Lisa Abbott ’88

As a young girl, Lisa Abbott ’88 accompanied her father on a trip to Manhattan to march outside the UN at a protest against nuclear proliferation. She remembers the banner they carried, which read, “Fund Human Needs.” It puzzled her; what was the connection, she wondered, between stopping nuclear proliferation and funding human needs?

At Groton, Lisa began in earnest to make these connections and launch a career, and life, dedicated to community advocacy and social justice. As a student, she was an active member of Groton Community Service and a leader in social issues as well as in sports. When she went to University of North Carolina (UNC) at Chapel Hill as a Morehead Scholar, her vision crystallized after attending her first meeting of the Student Environmental Action Coalition.

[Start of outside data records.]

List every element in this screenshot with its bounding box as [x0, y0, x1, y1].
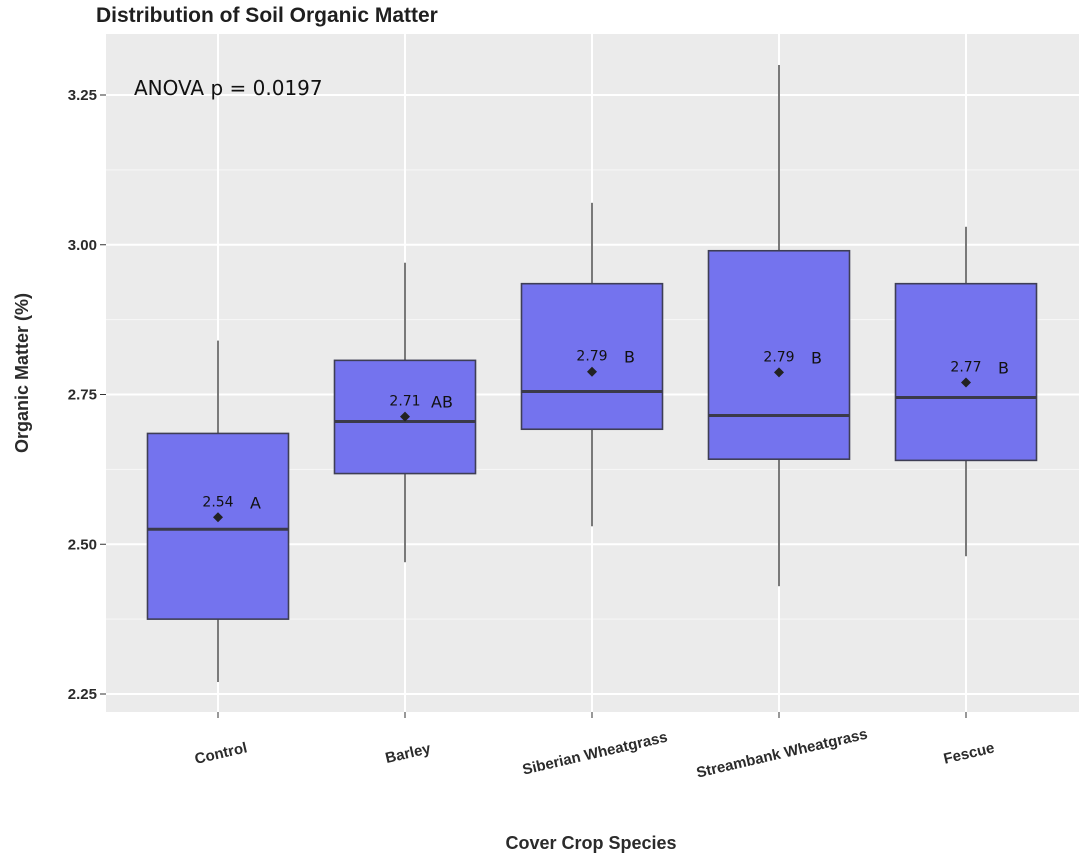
box-rect	[146, 432, 290, 620]
box-control: 2.54 A	[146, 340, 290, 683]
box-streambank-wheatgrass: 2.79 B	[707, 65, 851, 587]
mean-label: 2.79	[763, 349, 794, 365]
anova-annotation: ANOVA p = 0.0197	[134, 76, 323, 100]
mean-label: 2.77	[950, 360, 981, 376]
mean-marker	[774, 367, 784, 378]
x-tick-label: Barley	[384, 740, 433, 767]
y-tick-label: 3.25	[68, 87, 97, 104]
y-tick-label: 3.00	[68, 237, 97, 254]
box-siberian-wheatgrass: 2.79 B	[520, 202, 664, 527]
chart-title: Distribution of Soil Organic Matter	[96, 4, 438, 27]
group-label: B	[998, 359, 1009, 378]
mean-marker	[587, 366, 597, 377]
x-tick-label: Streambank Wheatgrass	[695, 726, 869, 782]
mean-marker	[961, 377, 971, 388]
mean-label: 2.54	[202, 494, 233, 510]
mean-label: 2.71	[389, 394, 420, 410]
x-tick-label: Control	[193, 739, 249, 768]
box-barley: 2.71 AB	[333, 262, 477, 563]
x-tick-label: Siberian Wheatgrass	[521, 729, 669, 779]
boxes: 2.54 A 2.71 AB 2.79 B 2.79 B 2.77 B	[146, 65, 1038, 683]
x-tick-label: Fescue	[942, 740, 996, 768]
box-rect	[707, 249, 851, 460]
y-tick-label: 2.75	[68, 387, 97, 404]
mean-label: 2.79	[576, 349, 607, 365]
group-label: AB	[431, 393, 453, 412]
box-rect	[520, 282, 664, 431]
box-fescue: 2.77 B	[894, 226, 1038, 557]
group-label: B	[624, 348, 635, 367]
y-tick-label: 2.25	[68, 686, 97, 703]
box-rect	[894, 282, 1038, 462]
x-axis-title: Cover Crop Species	[505, 833, 676, 853]
y-axis-title: Organic Matter (%)	[12, 293, 32, 453]
mean-marker	[213, 512, 223, 523]
group-label: B	[811, 348, 822, 367]
y-tick-label: 2.50	[68, 536, 97, 553]
mean-marker	[400, 411, 410, 422]
group-label: A	[250, 493, 261, 512]
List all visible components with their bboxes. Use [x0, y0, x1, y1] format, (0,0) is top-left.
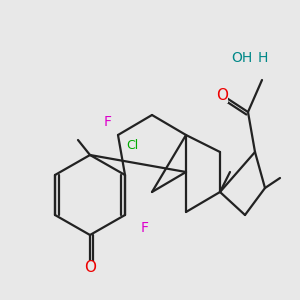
Text: OH: OH — [231, 51, 253, 65]
Text: O: O — [216, 88, 228, 103]
Text: F: F — [104, 115, 112, 129]
Text: H: H — [258, 51, 268, 65]
Text: F: F — [141, 221, 149, 235]
Text: Cl: Cl — [126, 139, 138, 152]
Text: O: O — [84, 260, 96, 275]
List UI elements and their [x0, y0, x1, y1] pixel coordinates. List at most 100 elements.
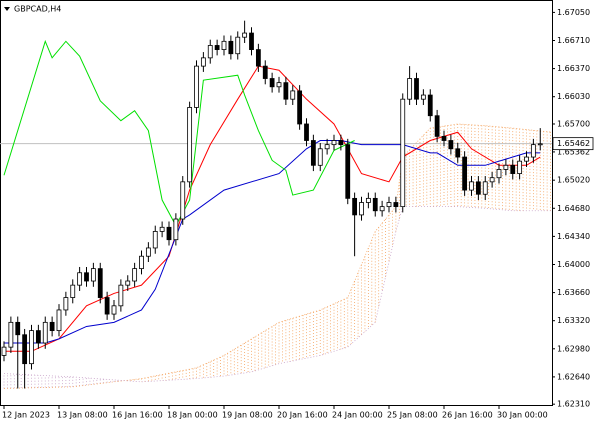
candle-body [475, 181, 481, 195]
candle-body [97, 268, 103, 298]
candle-body [455, 148, 461, 158]
candle-body [297, 90, 303, 125]
candle-body [400, 98, 406, 208]
candle-body [537, 143, 543, 146]
x-tick-label: 16 Jan 16:00 [112, 411, 163, 420]
x-tick-label: 19 Jan 08:00 [222, 411, 273, 420]
candle-body [510, 164, 516, 174]
candle-body [407, 78, 413, 100]
candle-body [317, 148, 323, 166]
candle-body [372, 197, 378, 212]
candle-body [8, 321, 14, 348]
candle-body [365, 197, 371, 203]
candle-body [310, 140, 316, 166]
candle-body [139, 255, 144, 270]
candle-body [42, 321, 48, 344]
x-tick-label: 30 Jan 00:00 [497, 411, 548, 420]
x-tick-label: 24 Jan 00:00 [332, 411, 383, 420]
candle-body [427, 94, 433, 117]
candle-body [70, 284, 76, 298]
candle-body [448, 140, 454, 150]
candle-body [482, 181, 488, 195]
y-tick-label: 1.62640 [557, 372, 590, 381]
x-tick-label: 26 Jan 16:00 [442, 411, 493, 420]
x-tick-label: 25 Jan 08:00 [387, 411, 438, 420]
y-tick-label: 1.65362 [557, 147, 590, 156]
y-tick-label: 1.63660 [557, 288, 590, 297]
y-tick-label: 1.63320 [557, 316, 590, 325]
candle-body [221, 40, 227, 50]
candle-body [235, 36, 241, 55]
candle-body [359, 202, 364, 216]
candle-body [434, 115, 440, 137]
candle-body [63, 297, 69, 311]
y-tick-label: 1.64680 [557, 204, 590, 213]
plot-layer [0, 20, 553, 389]
y-tick-label: 1.62980 [557, 344, 590, 353]
candle-body [152, 231, 158, 249]
candle-body [441, 135, 447, 141]
candle-body [29, 330, 34, 365]
cloud-edge [3, 206, 552, 383]
candle-body [331, 140, 337, 146]
candle-body [276, 82, 282, 88]
y-tick-label: 1.64000 [557, 260, 590, 269]
candle-body [269, 78, 275, 88]
candle-body [338, 140, 344, 146]
candle-body [379, 206, 385, 212]
candle-body [173, 218, 179, 241]
candle-body [345, 144, 351, 199]
candle-body [111, 305, 117, 315]
y-tick-label: 1.65700 [557, 119, 590, 128]
y-tick-label: 1.67050 [557, 8, 590, 17]
candle-body [180, 181, 186, 220]
candle-body [159, 226, 165, 232]
candle-body [255, 49, 261, 67]
candle-body [200, 57, 206, 67]
candle-body [35, 330, 41, 344]
candle-body [166, 226, 172, 241]
candle-body [524, 156, 529, 162]
candle-body [125, 280, 131, 286]
candle-body [393, 202, 399, 208]
candle-body [187, 107, 193, 183]
candle-body [496, 169, 502, 179]
candle-body [145, 247, 151, 257]
candle-body [90, 268, 96, 282]
chart-title: GBPCAD,H4 [14, 5, 61, 14]
candle-body [420, 94, 426, 100]
last-price-box [552, 137, 594, 151]
candle-body [324, 144, 330, 150]
candle-body [489, 177, 495, 183]
candle-body [262, 65, 268, 79]
y-tick-label: 1.64340 [557, 232, 590, 241]
plot-frame [0, 0, 553, 406]
y-tick-label: 1.65020 [557, 176, 590, 185]
candle-body [77, 272, 83, 286]
candle-body [132, 268, 138, 282]
candle-body [304, 123, 309, 141]
candle-body [242, 32, 248, 38]
last-price-label: 1.65462 [557, 139, 590, 148]
candle-body [290, 90, 296, 100]
candle-body [530, 144, 536, 158]
candle-body [352, 197, 358, 216]
y-tick-label: 1.66030 [557, 92, 590, 101]
candle-body [15, 321, 21, 336]
candle-body [207, 45, 213, 59]
candle-body [104, 297, 110, 315]
candle-body [56, 309, 62, 332]
candle-body [214, 45, 220, 50]
candle-body [386, 202, 392, 208]
menu-triangle [4, 7, 10, 11]
candle-body [469, 181, 474, 191]
x-tick-label: 13 Jan 08:00 [57, 411, 108, 420]
candle-body [84, 272, 89, 282]
candle-body [503, 164, 509, 170]
y-tick-label: 1.66370 [557, 64, 590, 73]
candle-body [517, 160, 523, 174]
y-tick-label: 1.62310 [557, 400, 590, 409]
candle-body [22, 334, 28, 365]
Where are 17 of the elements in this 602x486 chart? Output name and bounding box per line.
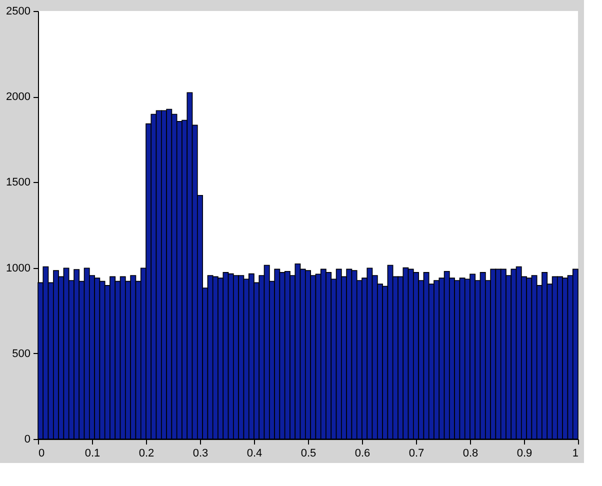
y-tick-label: 2000 (6, 91, 30, 104)
y-tick-label: 1500 (6, 176, 30, 189)
x-tick-label: 1 (572, 448, 578, 460)
x-tick-label: 0.8 (462, 448, 478, 460)
x-tick-label: 0.5 (300, 448, 316, 460)
y-tick-label: 500 (12, 348, 30, 360)
x-tick-label: 0.3 (192, 448, 208, 460)
x-tick-label: 0 (38, 448, 45, 460)
y-tick-label: 1000 (6, 262, 30, 274)
x-tick-label: 0.2 (138, 448, 154, 460)
x-tick-label: 0.9 (516, 448, 532, 460)
x-tick-label: 0.6 (354, 448, 370, 460)
x-tick-label: 0.1 (84, 448, 100, 460)
x-tick-label: 0.7 (408, 448, 424, 460)
y-tick-label: 0 (24, 434, 30, 446)
x-tick-label: 0.4 (246, 448, 262, 460)
y-tick-label: 2500 (6, 6, 30, 18)
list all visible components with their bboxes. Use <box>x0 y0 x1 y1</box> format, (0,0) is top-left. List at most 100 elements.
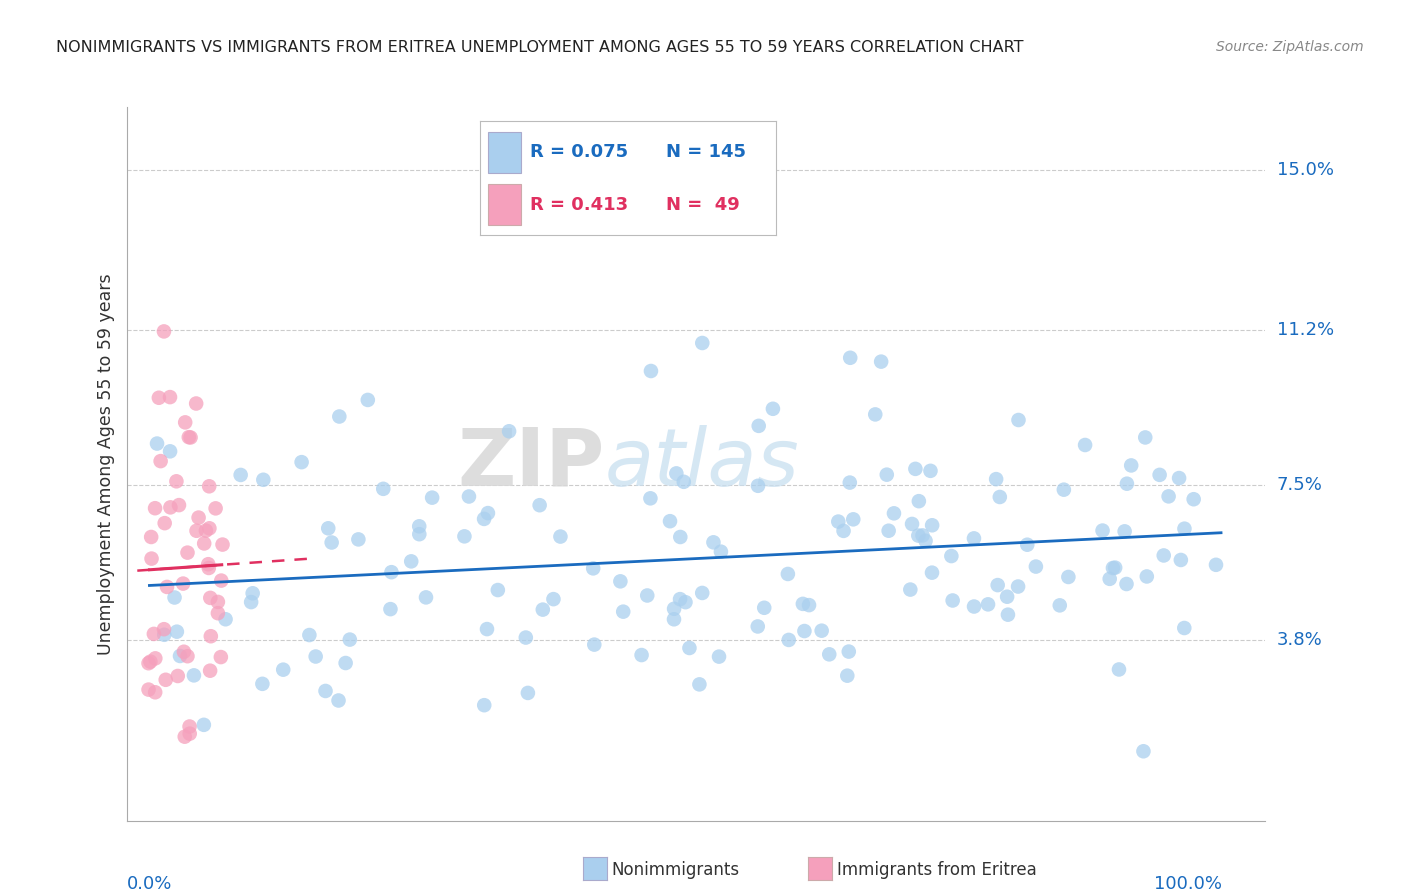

Dynamic students were not only protesting the development of nuclear-waste sites in the state—they were teaching one another to negotiate, strategize, disagree democratically, and set tangible goals.

In pragmatic terms, those goals meant fighting efforts to locate nuclear-waste sites in lower-income communities. “Environmental issues, at their core, are human rights issues,” she said. “The two are not separate matters.”

After college, she found her calling in community organizing at Kentuckians for the Commonwealth (KFTC), helping the people of Kentucky mobilize against harmful environmental practices to harvest cheap energy—namely, strip mining, which literally knocks off the top of a mountain or ridge to access the coal underneath.

Today, much of her work is focused on renewable energy and energy efficiency, building a healthier and more diverse economy in eastern Kentucky as coal employment decreases, and restoring rights to former felons who have served their sentences. (Kentucky is one of only three states that permanently eliminate convicted felons’ right to vote, unless they get an individual pardon from the governor.)

Lisa has seen people move mountains to snatch coal—but also believes in the power of people to move mountains for social justice.

“I believe that each of us must pursue our lives as if our actions matter, as if what we do makes a difference. This is, I think, an operational definition of hope. … We don’t have to decide whether or not it will matter. We can simply choose to act as if it does,” she recently told UNC students. “And lo and behold, when enough people act as if what we do makes a difference, anything becomes possible.”